Ukrainian politician

Oleh Yevheniyovych Voronko (Олег Євгенійович Воронько; born 15 May 1974) is a Ukrainian politician currently serving as a People's Deputy of Ukraine representing Ukraine's 103rd electoral district since 2019. Elected as a member of Servant of the People, he has been a member of Restoration of Ukraine since 2022.

== Early life and career ==
Oleh Yevheniyovych Voronko was born on 15 May 1974 in the city of Svitlovodsk, then under the Soviet Union. He graduated from the Higher School of Occupational Safety Management in Katowice, Poland, as well as the National Metallurgical Academy of Ukraine, both times in management.
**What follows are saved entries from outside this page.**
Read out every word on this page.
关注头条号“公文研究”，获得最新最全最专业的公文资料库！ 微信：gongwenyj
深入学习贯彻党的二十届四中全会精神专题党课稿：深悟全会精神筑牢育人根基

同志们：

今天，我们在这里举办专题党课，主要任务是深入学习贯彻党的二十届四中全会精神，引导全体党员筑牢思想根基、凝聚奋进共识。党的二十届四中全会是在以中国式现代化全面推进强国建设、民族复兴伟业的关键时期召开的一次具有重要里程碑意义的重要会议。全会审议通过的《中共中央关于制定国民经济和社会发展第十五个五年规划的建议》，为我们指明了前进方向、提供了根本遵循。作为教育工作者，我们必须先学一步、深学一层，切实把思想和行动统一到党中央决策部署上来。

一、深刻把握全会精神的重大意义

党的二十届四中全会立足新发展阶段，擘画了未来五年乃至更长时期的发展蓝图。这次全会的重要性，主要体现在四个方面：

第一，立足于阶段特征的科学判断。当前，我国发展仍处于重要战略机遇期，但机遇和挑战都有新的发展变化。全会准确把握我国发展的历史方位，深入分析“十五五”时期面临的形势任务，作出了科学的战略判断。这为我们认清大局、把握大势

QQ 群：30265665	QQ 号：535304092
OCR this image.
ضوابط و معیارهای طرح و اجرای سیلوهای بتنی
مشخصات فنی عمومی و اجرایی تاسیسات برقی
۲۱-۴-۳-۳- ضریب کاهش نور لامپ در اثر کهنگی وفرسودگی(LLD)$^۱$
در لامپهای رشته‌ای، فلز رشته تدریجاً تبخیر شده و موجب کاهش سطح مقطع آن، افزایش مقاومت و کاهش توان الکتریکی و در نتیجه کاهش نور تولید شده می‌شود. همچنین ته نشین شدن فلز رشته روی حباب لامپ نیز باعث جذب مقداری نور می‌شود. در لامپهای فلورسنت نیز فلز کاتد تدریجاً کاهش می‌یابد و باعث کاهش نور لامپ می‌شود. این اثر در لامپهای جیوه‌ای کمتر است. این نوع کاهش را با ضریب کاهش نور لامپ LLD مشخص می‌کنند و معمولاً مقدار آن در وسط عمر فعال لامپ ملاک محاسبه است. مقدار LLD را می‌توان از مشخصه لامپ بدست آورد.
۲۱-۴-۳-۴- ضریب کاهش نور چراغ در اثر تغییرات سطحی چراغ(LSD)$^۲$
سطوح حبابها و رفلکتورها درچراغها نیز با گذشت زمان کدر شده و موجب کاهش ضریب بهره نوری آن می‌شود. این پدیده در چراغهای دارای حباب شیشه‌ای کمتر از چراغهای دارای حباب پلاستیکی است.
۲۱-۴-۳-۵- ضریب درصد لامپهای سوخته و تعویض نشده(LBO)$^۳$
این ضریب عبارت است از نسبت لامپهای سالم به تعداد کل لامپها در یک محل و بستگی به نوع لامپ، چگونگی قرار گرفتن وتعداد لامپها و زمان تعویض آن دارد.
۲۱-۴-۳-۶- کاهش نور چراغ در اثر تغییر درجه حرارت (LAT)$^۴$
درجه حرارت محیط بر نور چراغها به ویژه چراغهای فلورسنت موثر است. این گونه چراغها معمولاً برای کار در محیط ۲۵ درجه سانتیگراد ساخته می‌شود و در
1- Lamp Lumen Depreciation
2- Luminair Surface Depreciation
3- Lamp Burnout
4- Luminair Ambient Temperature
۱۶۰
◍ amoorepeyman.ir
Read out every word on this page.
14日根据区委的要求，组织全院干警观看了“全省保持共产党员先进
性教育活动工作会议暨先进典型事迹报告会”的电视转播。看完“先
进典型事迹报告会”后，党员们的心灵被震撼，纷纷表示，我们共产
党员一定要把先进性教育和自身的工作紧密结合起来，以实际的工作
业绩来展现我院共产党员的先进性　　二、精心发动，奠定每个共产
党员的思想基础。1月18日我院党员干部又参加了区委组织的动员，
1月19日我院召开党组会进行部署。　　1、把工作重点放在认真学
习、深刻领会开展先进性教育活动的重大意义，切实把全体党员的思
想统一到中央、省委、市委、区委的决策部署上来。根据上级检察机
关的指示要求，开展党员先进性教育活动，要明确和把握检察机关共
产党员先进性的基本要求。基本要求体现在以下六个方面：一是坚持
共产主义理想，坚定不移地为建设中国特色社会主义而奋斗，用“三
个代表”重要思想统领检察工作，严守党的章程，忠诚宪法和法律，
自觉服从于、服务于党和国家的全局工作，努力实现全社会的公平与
He also graduated from the faculty of high molecular weight compound technology at the Dnipropetrovsk Chemical-Technological Institute.

Prior to becoming a People's Deputy of Ukraine, Voronko worked in the IT sector, developing technology designed to improve the durability of technological equipment. He also founded Instant Foods Group and Agrotrade Group, the latter of which is a produce transport company.

== Political career ==
In the 2019 Ukrainian parliamentary election, Voronko was the candidate of Servant of the People in Ukraine's 103rd electoral district. At the time of the election, he was an independent. He was successfully elected, defeating former mayor of Oleksandriia and People's Deputy Stepan Tsapiuk (belonging to Opposition Platform — For Life) with 38.01% against Tsapiuk's 14.75%.

In the Verkhovna Rada (parliament of Ukraine), Voronko joined the Servant of the People faction and the Verkhovna Rada Committee on Finances, Taxes, and Customs Policy, as well as the Kirovohradshchyna inter-factional association. In 2019, he declared an income of ₴123 million, and the same year was involved in a controversy after he was among the Servant of the People deputies to vote against elimination of intermediary sites for property appraisal. On 8 November 2021, Voronko was listed as one of the Servants of the People joining Smart Politics, a political association created by former Chairman of the Verkhovna Rada Dmytro Razumkov.

In January 2022, Voronko allegedly came under investigation by the State Bureau of Investigation for forging documents in a court case. Four days following a search of his home, Voronko left Servant of the People, claiming his membership in Smart Politics had brought pressure upon him from state authorities.

In May 2022, following the 2022 Russian invasion of Ukraine, Voronko joined the Restoration of Ukraine group.